According to a Journal analysis of hundreds of inspection reports, about 350 hospitals maintained accreditation in 2014 despite Medicare deviations, and more than a third of those had further violations in 2015 and 2016. In one case, the Joint Commission allowed Cooley Dickinson Hospital in Northampton, Mass., to continue claiming full accreditation despite being out of compliance with Medicare safety requirements. CMS had threatened to cut off Medicare funding after a pregnant woman with pre-eclampsia died when she wasn’t treated for high blood pressure, and two infants died six weeks apart — all during late 2013 and early 2014.
Mark Chassin, president and chief executive of the Joint Commission, told the Journal the organization’s aim is to prevent problems rather than punish hospitals by withdrawing accreditation. Sen. Chuck Grassley (R-Iowa) has promised to look into ways to improve the system, the newspaper says.
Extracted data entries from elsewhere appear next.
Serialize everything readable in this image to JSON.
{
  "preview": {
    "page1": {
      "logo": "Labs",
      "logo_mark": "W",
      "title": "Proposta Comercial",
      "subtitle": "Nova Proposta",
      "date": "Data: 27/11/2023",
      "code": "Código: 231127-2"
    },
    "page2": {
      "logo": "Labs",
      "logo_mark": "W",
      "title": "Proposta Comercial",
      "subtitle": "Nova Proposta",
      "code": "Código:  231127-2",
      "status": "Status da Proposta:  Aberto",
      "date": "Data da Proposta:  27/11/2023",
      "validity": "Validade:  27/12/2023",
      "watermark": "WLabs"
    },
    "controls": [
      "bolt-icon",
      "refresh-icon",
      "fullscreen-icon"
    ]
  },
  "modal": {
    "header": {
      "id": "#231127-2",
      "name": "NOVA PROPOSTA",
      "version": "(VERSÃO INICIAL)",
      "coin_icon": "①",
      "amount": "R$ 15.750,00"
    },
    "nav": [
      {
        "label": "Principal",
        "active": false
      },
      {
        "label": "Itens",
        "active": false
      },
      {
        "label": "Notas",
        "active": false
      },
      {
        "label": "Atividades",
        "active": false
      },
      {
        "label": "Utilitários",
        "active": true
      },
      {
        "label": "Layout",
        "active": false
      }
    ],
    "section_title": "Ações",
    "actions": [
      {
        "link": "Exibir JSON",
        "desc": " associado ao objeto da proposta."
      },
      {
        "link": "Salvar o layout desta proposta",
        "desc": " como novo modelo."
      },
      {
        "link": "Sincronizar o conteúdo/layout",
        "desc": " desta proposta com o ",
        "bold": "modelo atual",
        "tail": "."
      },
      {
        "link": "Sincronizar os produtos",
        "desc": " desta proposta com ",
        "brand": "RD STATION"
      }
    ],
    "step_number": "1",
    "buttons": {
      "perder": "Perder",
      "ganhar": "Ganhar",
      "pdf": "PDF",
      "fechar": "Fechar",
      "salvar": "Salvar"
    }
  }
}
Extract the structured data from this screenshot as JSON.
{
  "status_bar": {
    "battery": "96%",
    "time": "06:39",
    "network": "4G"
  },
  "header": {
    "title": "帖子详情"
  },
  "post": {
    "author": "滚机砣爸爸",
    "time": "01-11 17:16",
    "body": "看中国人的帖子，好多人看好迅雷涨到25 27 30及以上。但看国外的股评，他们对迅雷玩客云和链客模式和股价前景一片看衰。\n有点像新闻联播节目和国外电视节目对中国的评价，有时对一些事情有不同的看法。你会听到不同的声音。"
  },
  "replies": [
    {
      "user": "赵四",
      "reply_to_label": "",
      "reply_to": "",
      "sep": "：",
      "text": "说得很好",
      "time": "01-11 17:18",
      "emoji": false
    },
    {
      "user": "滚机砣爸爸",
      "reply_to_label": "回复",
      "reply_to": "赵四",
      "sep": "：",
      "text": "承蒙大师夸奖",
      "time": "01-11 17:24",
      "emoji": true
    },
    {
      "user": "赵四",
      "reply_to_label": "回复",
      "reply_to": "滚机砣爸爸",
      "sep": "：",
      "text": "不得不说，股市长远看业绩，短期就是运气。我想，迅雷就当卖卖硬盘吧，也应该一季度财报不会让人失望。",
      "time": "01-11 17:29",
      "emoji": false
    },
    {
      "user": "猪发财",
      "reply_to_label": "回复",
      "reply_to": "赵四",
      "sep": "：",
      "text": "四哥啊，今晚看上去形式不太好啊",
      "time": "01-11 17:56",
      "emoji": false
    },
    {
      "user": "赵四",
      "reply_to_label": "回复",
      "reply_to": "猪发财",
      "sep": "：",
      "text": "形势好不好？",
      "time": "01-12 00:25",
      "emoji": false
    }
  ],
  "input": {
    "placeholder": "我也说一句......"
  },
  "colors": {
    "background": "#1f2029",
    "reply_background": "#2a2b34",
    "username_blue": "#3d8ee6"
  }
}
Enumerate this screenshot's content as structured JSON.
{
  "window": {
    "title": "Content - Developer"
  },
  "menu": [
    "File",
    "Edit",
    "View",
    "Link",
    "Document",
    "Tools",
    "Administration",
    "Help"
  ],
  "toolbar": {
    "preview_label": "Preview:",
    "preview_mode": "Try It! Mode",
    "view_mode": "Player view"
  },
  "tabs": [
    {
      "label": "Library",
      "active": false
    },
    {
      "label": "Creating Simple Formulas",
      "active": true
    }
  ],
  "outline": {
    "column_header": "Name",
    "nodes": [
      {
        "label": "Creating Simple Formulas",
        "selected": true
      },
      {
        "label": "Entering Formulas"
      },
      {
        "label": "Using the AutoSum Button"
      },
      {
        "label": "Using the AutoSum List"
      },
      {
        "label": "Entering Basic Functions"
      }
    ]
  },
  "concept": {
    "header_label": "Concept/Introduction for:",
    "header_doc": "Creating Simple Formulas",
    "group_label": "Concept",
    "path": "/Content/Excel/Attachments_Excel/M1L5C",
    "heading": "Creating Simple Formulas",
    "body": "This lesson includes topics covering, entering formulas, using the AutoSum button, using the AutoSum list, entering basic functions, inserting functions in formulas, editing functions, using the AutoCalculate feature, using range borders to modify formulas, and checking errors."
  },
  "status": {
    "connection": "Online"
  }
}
Many people look for Joint Commission accreditation as a sign that a hospital has high standards of patient care and safety. If a hospital is out of compliance with regulatory requirements but still carries the Joint Commission seal of approval, patients may not be aware of potential risks.
Hospitals have often been at odds with government agencies and the public when it comes to balancing concerns of safety with those of privacy. To the dismay of some, CMS dropped plans to make reports by public healthcare accreditors public in its 2018 patient payment final rule. The agency had proposed that all accreditors publicly report findings from hospital inspections to ensure patients know of problems, but withdrew the plan because federal law bars agencies from revealing third-party audit results.
Last month, United Medical Center refused to address safety concerns and reports of dangerous staff errors that prompted District of Columbia officials to close the hospital’s obstetrics ward. Often the disagreement hinges on the level of detail. The American Hospital Association says it supports making hospital quality data public, but not necessarily detailed inspection reports that the public may not easily understand.
Still, the move toward value-based care has often included a push toward more transparency, and that has spurred some healthcare organizations to publish patient feedback — both praise and complaints. Geisinger, for example, began making patient reviews available to its physician network in mid-2015. The health system began airing the data for all to see later that year. Greg Burke, chief patient experience officer at Geisinger, told Healthcare Dive in November patient stories make a greater impression on clinicians than patient survey data, though.
As the examples of Cooley Dickinson Hospital and United Medical Center show, hospital quality issues can be life and death matters. According to a study in PLOS One, patients admitted to low-performing hospitals are three times more likely to die and 13 times more likely to experience complications than patients in high-performing facilities. Some of the best performing hospitals served low-income and minority populations, while some of the worst performers served high-income, white communities. The results pointed to the need for greater transparency on quality in healthcare.
While problems persist, programs like CMS’ hospital star rating system have focused a beam on quality. A November 2016 Joint Commission report cited significant strides in hospital quality and safety, noting so much improvement that 20 accountability measures had been retired, reducing to 29 the number the group tracks. The report detailed the results of more than 3,300 Joint Commission-accredited hospitals’ 2015 performance on individual measures of patient care.